Interestingly, both winners to date – the percentage sign and the equal sign – reflect broad-reaching social movements within the United States. In particular, they've beat out competitors that featured important but more local developments within the tech culture that permeates Stanford and Silicon Valley – such as the hashtag, the cloud icon, and the bitcoin symbol.
In nominating the equal sign, BJ Fogg was motivated by developments both beyond and within the world of tech. As he explained by e-mail:
I wanted to nominate something happy and upbeat for the symbol of 2013. I thought about the best aspects of the year, and marriage equality was the most inspiring to me.
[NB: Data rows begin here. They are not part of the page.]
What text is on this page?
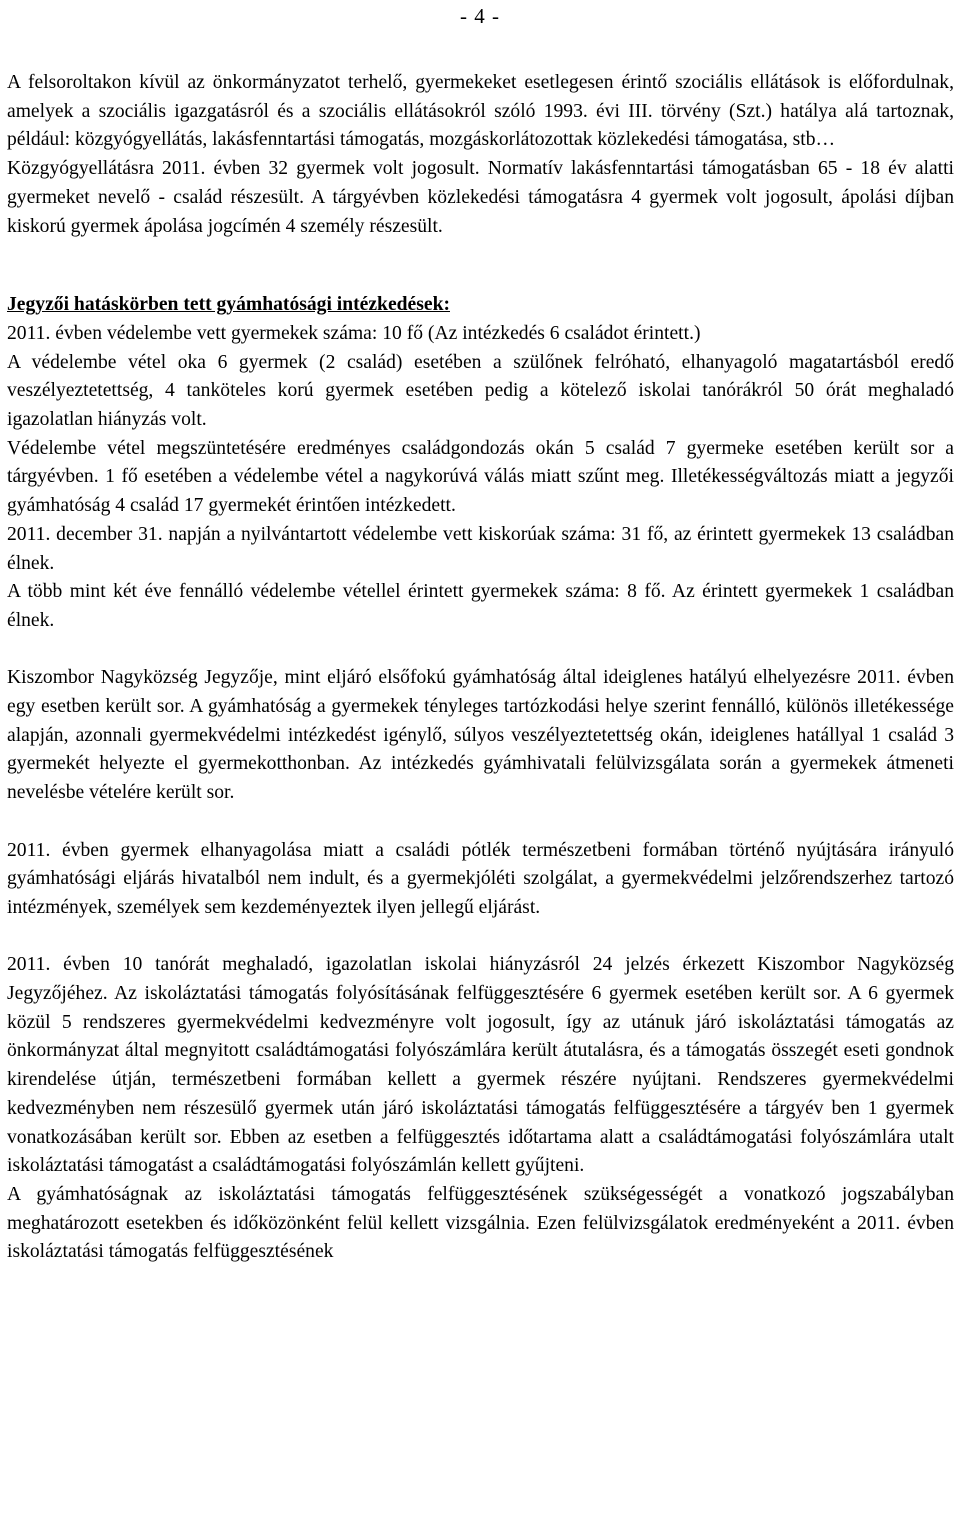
- 4 -

A felsoroltakon kívül az önkormányzatot terhelő, gyermekeket esetlegesen érintő szociális ellátások is előfordulnak, amelyek a szociális igazgatásról és a szociális ellátásokról szóló 1993. évi III. törvény (Szt.) hatálya alá tartoznak, például: közgyógyellátás, lakásfenntartási támogatás, mozgáskorlátozottak közlekedési támogatása, stb…

Közgyógyellátásra 2011. évben 32 gyermek volt jogosult. Normatív lakásfenntartási támogatásban 65 - 18 év alatti gyermeket nevelő - család részesült. A tárgyévben közlekedési támogatásra 4 gyermek volt jogosult, ápolási díjban kiskorú gyermek ápolása jogcímén 4 személy részesült.

Jegyzői hatáskörben tett gyámhatósági intézkedések:

2011. évben védelembe vett gyermekek száma: 10 fő (Az intézkedés 6 családot érintett.)

A védelembe vétel oka 6 gyermek (2 család) esetében a szülőnek felróható, elhanyagoló magatartásból eredő veszélyeztetettség, 4 tanköteles korú gyermek esetében pedig a kötelező iskolai tanórákról 50 órát meghaladó igazolatlan hiányzás volt.

Védelembe vétel megszüntetésére eredményes családgondozás okán 5 család 7 gyermeke esetében került sor a tárgyévben. 1 fő esetében a védelembe vétel a nagykorúvá válás miatt szűnt meg. Illetékességváltozás miatt a jegyzői gyámhatóság 4 család 17 gyermekét érintően intézkedett.

2011. december 31. napján a nyilvántartott védelembe vett kiskorúak száma: 31 fő, az érintett gyermekek 13 családban élnek.

A több mint két éve fennálló védelembe vétellel érintett gyermekek száma: 8 fő. Az érintett gyermekek 1 családban élnek.

Kiszombor Nagyközség Jegyzője, mint eljáró elsőfokú gyámhatóság által ideiglenes hatályú elhelyezésre 2011. évben egy esetben került sor. A gyámhatóság a gyermekek tényleges tartózkodási helye szerint fennálló, különös illetékessége alapján, azonnali gyermekvédelmi intézkedést igénylő, súlyos veszélyeztetettség okán, ideiglenes hatállyal 1 család 3 gyermekét helyezte el gyermekotthonban. Az intézkedés gyámhivatali felülvizsgálata során a gyermekek átmeneti nevelésbe vételére került sor.

2011. évben gyermek elhanyagolása miatt a családi pótlék természetbeni formában történő nyújtására irányuló gyámhatósági eljárás hivatalból nem indult, és a gyermekjóléti szolgálat, a gyermekvédelmi jelzőrendszerhez tartozó intézmények, személyek sem kezdeményeztek ilyen jellegű eljárást.

2011. évben 10 tanórát meghaladó, igazolatlan iskolai hiányzásról 24 jelzés érkezett Kiszombor Nagyközség Jegyzőjéhez. Az iskoláztatási támogatás folyósításának felfüggesztésére 6 gyermek esetében került sor. A 6 gyermek közül 5 rendszeres gyermekvédelmi kedvezményre volt jogosult, így az utánuk járó iskoláztatási támogatás az önkormányzat által megnyitott családtámogatási folyószámlára került átutalásra, és a támogatás összegét eseti gondnok kirendelése útján, természetbeni formában kellett a gyermek részére nyújtani. Rendszeres gyermekvédelmi kedvezményben nem részesülő gyermek után járó iskoláztatási támogatás felfüggesztésére a tárgyév ben 1 gyermek vonatkozásában került sor. Ebben az esetben a felfüggesztés időtartama alatt a családtámogatási folyószámlára utalt iskoláztatási támogatást a családtámogatási folyószámlán kellett gyűjteni.

A gyámhatóságnak az iskoláztatási támogatás felfüggesztésének szükségességét a vonatkozó jogszabályban meghatározott esetekben és időközönként felül kellett vizsgálnia. Ezen felülvizsgálatok eredményeként a 2011. évben iskoláztatási támogatás felfüggesztésének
The equal sign was a natural fit.
In choosing the equal sign, Fogg also hoped to acknowledge important developments in women's roles within business and tech, including the publication of Sheryl Sandberg's Lean In and the leadership of Marissa Mayer (a Symbolic Systems alum) as president and CEO of Yahoo! — both important steps for gender equality.
As director of the Persuasive Technology Lab at Stanford and an expert on the relationship between technology and human behavior, Fogg has a unique appreciation for the power of symbols:
When designed well, a symbol can influence our thoughts and our behaviors.
People pay more for clothes stamped with a certain brand. People are friendlier to others wearing the symbol of their favorite pro sport team. People wear symbols, like a crucifix, to express who they are to others and to reinforce identity to themselves. That's ultimately about guiding behavior ...
Besides underscoring the pervasiveness and power of symbols quite broadly, the Symbol of the Year competition highlights something unique about the Symbolic Systems program, which began in 1986 and isn't quite like cognitive science programs elsewhere. As Todd Davies explained:
From the early days of "cognitive science," I think there have been two broad approaches to modeling and theorizing about the mind as a computational device. One approach, more associated with psychology and neuroscience at the time of our program's founding, has been to look at the structure of the human mind and brain, and to build models inspired by that structure. The other approach, which was initially favored more by computer scientists, formal linguists, and philosophers, has been to try to understand the problems that the mind solves when it is being intelligent, and how to represent those problems formally.
While the program initially reflected the latter perspective more strongly, it's since grown to accommodate both approaches. Davies notes, however, that:
[Symbolic Systems] remains unusual in that we combine the science of understanding human cognition with the engineering of intelligent machines and interfaces, and the technical foundations of both areas, within one program. The dual focus has made our program popular among students, many of whom have a more applied orientation than cognitive science is generally associated with.
In fact, Symbolic Systems is now a well-known major on campus, with some cachet in tech circles. And thanks to the growth of cognitive science plus efforts like the Symbol of the Year competition, today's Symbolic Systems majors might have it just a bit easier than I did over a decade ago when they face the inevitable question: What are you majoring in?